The CMA or Commission Merchants Association effectively ceased to function in the early 1990’s and since that period the industry has lacked a forum to discuss major issues, or indeed a common voice with which to engage with the Social Partnership. This hiatus seems to have come to an end courtesy of the activation of the Food Group within the wider Chamber of Commerce, which now meets on a frequent basis and includes several major distributors and retailers. Issues currently under review include the alarming rise in smuggling/illicit trade affecting the alcohol and tobacco categories as well as the sharp increase in the incidence of bounced cheques. This body is also determined to continue efforts to further educate consumers and other interest groups on the various elements which contribute to the final price of the items that comprise the average basket of everyday purchases. This exercise is an important one as we attempt to combat the negative PR associated with the business in recent times as manifested by the constant references in the media to ‘price gouging’. At the end of 2007 the distributive and retail trade met with the government and agreed caps on the mark-ups applied to a number of essential items, which were subsequently legislated.
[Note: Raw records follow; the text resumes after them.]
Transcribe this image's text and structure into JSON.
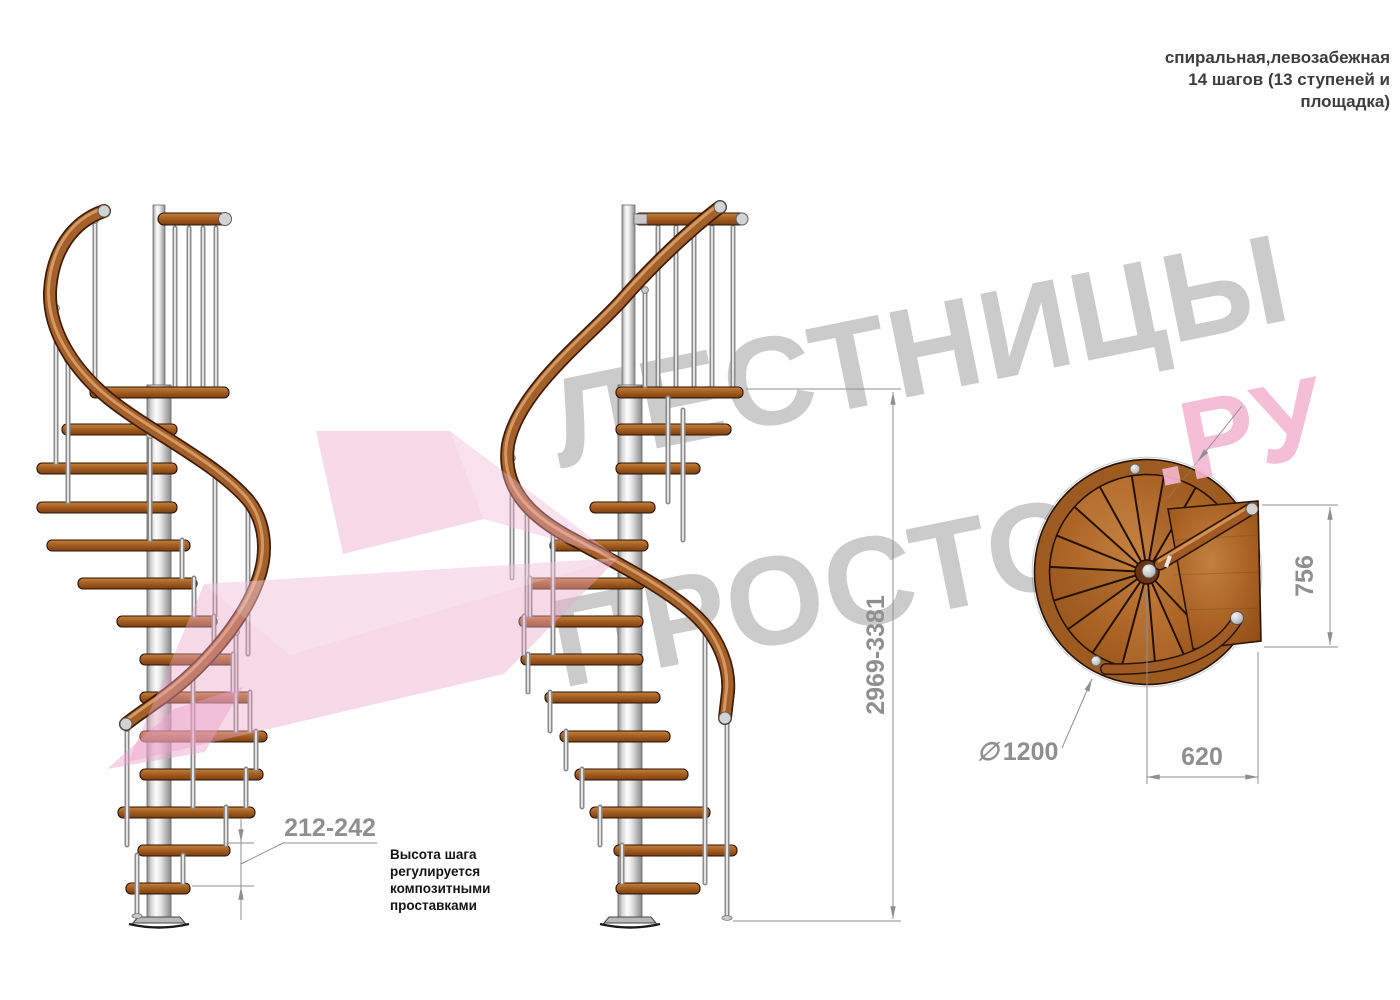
{
  "title_note": {
    "line1": "спиральная,левозабежная",
    "line2": "14 шагов (13 ступеней и",
    "line3": "площадка)"
  },
  "watermark": {
    "word1": "ЛЕСТНИЦЫ",
    "word2": "ПРОСТО",
    "word3": ".РУ"
  },
  "dimensions": {
    "total_height": "2969-3381",
    "step_height": "212-242",
    "diameter_symbol": "∅",
    "diameter_value": "1200",
    "platform_width": "620",
    "platform_depth": "756"
  },
  "annotation": {
    "line1": "Высота шага",
    "line2": "регулируется",
    "line3": "композитными",
    "line4": "проставками"
  },
  "colors": {
    "wood": "#a8661f",
    "metal": "#c9c9c9",
    "dimension_gray": "#8f8f8f",
    "watermark_gray": "#cbcbcb",
    "watermark_pink": "#f5b8d3"
  }
}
This collaborative effort was an important initiative relative to the Social Partnership but was rendered somewhat ineffectual due to the sheer rate and weight of price increases emanating from international suppliers in 2008 and early 2009.
After an intense period of consolidation in the first half of the decade, which saw household names such as MER Bourne, Frank B Armstrong, Interage and Geddes Grant absorbed into larger entities, the mergers and acquisitions picture has remained quiet in the last few years. The remaining players have invested in upgrading and expanding infrastructure rather than in acquiring an ever larger stable of brands. While companies continue to pursue economies of scale on the back end of the business, they are realizing that it is imperative to maintain independent and focused sales and marketing structures to avoid conflicts of interest among suppliers whose portfolios may include common products. The vacuum created by the disappearance of several of the older names in the business has been quickly filled by start-ups, which have made inroads into the trade with a narrow focus on one or two suppliers/brands.
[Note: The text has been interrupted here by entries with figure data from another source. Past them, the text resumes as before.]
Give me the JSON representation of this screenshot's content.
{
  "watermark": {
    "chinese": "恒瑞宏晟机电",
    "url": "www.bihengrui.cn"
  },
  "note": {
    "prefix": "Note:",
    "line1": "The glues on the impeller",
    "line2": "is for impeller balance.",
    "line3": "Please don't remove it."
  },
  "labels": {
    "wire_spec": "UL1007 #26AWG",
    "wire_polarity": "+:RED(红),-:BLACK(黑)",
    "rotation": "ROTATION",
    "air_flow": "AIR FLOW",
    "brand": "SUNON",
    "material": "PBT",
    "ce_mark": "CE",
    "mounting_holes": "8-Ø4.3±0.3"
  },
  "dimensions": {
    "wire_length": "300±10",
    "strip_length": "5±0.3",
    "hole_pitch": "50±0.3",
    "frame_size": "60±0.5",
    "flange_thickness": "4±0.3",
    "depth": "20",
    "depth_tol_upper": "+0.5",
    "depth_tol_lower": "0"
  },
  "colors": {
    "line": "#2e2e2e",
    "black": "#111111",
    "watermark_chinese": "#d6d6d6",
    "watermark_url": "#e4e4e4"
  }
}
The intense competition in this industry has always driven the Barbadian distributor to continuously seek out new products and sources, which will bring value and excitement to the trade and consumer alike. This has gradually led to a reduced reliance on the increasingly expensive and traditional sources of Western Europe, the UK and North America. Instead, there is an increasing proliferation of choice for the consumer from countries such as Chile, Colombia, Argentina and Mexico in Latin America to farther-flung producers in South Africa, Turkey and China who can meet the quality and value-for-money standards demanded by the local consumer.
Increasingly, the line between distribution and retail has become blurred, as power in the channel shifts more in favor of the players closest to the final consumer. Distributors have taken major positions in a variety of retail operations in order to protect their existing volumes and to attract suppliers away from competitors. In addition, as distribution/trading companies were in many cases the foundation for what have become today’s leading regional conglomerates, the integration has now extended to manufacturing/import substitution where the profit margins are more attractive. For these entities, having a stake in the distribution/retail chain facilitates the launch and continuing sales of private-label brands, either manufactured in-house or sourced from low-cost production centres.
The larger retailers for their part are ramping up their own sourcing engines and either bypassing the distributor entirely or purchasing on an indent basis. This is particularly true for market-leading brands, which can be readily sourced from wholesalers based in Florida and to a lesser degree, the UK. The additional margin presented is highly appealing in an industry where the net profit margins can be perilously low but must be weighed against the need to tie up working capital in the process of acquiring and storing product.
These changes make for a highly volatile demand planning environment as the available market for resale constantly shifts and also presents issues related to responsibility for defective/expired product and investment in brand promotion.
Regulatory Environment – This area is becoming a more challenging one as suppliers/distributors seek to come to terms with the rapidly changing requirements/positions of the local authorities. This is currently being manifested in new interpretations relative to classification of goods under an increasingly outdated Customs tariff as well as labeling requirements under the BNSI that are at variance with those of many of our major trading partners.